Simulation – the production planning of the future
The University of Skövde is a national leader and internationally competitive in the research field of Virtual Manufacturing, and in recent years has experienced increased demand for courses for occupational practitioners, particularly within industry. Most of the courses that are requested concern new digital tools that contribute to a faster conversion of production, but other popular courses include those concerning leadership. Simulation, which was the focus of the course, is a powerful tool because it enables companies to test changes within a virtual environment. Decisions can then be made on the basis of factual data.
- In this course, we have explained how simulation can support strategic and operational decision-making in complex systems, such as in production systems. We establish an understanding among our course participants concerning when simulation can be used and how it can be incorporated into working standards for the organisation (e.g. Lean), thereby supporting sustainable development, explains Ainhoa Goienetxea, who is course-coordinator and senior lecturer in production engineering at the University of Skövde.
“Take our organisation from being good to being great”
Simulation for Decision Support featured both live sessions, where the lecturers held presentations and discussions live via Zoom, and recorded material that could be studied by the participants in their own time.
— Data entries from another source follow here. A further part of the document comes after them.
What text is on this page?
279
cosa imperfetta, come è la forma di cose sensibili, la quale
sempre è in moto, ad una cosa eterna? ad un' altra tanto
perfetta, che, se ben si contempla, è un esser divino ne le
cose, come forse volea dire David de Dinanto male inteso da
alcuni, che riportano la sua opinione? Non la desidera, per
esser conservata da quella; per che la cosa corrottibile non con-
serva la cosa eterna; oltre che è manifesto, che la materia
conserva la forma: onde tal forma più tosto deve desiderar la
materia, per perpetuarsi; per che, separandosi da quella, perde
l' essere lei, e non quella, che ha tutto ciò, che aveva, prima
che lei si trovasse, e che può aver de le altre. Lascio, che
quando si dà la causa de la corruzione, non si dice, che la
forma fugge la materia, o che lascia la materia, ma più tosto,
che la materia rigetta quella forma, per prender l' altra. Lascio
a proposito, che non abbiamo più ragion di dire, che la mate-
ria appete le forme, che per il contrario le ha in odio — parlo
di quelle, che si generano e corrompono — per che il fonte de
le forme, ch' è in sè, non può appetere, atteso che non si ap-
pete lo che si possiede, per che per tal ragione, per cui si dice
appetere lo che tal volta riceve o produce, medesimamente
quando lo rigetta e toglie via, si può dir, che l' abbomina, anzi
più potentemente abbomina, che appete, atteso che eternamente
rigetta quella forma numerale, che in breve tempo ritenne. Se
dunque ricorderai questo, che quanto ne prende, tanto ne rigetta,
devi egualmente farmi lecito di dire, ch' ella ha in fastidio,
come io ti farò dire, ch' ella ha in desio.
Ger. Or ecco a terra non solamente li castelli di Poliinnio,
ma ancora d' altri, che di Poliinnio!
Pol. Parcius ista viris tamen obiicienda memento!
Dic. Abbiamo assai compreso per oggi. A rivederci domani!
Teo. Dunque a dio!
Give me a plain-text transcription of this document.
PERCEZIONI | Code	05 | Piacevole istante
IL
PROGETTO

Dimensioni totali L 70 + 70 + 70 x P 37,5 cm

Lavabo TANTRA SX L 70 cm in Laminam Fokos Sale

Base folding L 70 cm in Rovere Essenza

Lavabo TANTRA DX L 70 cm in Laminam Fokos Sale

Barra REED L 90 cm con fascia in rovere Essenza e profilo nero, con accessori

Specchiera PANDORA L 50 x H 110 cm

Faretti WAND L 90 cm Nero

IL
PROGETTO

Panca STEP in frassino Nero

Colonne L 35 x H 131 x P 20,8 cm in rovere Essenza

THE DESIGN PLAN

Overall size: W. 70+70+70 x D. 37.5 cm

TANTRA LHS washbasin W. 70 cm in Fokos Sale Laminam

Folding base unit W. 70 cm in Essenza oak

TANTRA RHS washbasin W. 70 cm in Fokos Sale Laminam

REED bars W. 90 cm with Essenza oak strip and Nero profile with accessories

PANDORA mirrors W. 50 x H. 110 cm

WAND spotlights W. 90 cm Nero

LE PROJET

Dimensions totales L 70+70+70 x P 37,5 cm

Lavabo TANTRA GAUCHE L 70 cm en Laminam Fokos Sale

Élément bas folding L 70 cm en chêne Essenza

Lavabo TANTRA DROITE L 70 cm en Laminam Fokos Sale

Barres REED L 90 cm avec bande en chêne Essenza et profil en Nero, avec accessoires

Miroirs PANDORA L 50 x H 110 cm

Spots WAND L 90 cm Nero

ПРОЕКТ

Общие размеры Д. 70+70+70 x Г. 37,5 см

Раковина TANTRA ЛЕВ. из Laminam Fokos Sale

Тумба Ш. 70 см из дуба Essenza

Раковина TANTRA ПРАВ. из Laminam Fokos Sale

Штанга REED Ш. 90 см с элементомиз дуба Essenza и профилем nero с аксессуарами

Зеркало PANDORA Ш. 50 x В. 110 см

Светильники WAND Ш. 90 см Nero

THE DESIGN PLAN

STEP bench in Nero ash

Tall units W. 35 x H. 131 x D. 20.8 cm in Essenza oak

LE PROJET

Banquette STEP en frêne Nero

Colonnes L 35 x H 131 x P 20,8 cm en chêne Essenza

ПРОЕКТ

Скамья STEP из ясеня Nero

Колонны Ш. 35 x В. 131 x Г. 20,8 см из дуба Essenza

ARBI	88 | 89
This structure was deemed to have functioned well, and one of the participants stated that the knowledge they had now gained would enable them to take "our organisation from being good to being great". Kannika Mailuang is an HR specialist at Autoliv in Thailand, and also rated the course highly.
- The course has been very rewarding. It has given our employees an understanding of the many usage areas for simulation, and of the knowledge needed to be able to apply this technology in our daily work, says Kannika Mailuang.
Collaboration gives a ripple effect
The first of the three courses has now been completed, and Jönköping University with its specialist expertise in industrial production will be holding the next course, before the company Virtual Manufacturing holds the final course Roadmap for Industry 4.0 and 3D Tools in Manufacturing.
- We hope that providing short, flexible online courses for international companies will lead to new and exciting forms of collaboration. This course package has been extremely successful and positive for all parties involved. By strengthening the participants’ capacity for innovation, we also increase the companies’ capacity to enter into new forms of collaboration regarding research, development and skills provision, concludes Tehseen Aslam, who is an examiner and deputy vice-chancellor for collaboration at the University of Skövde.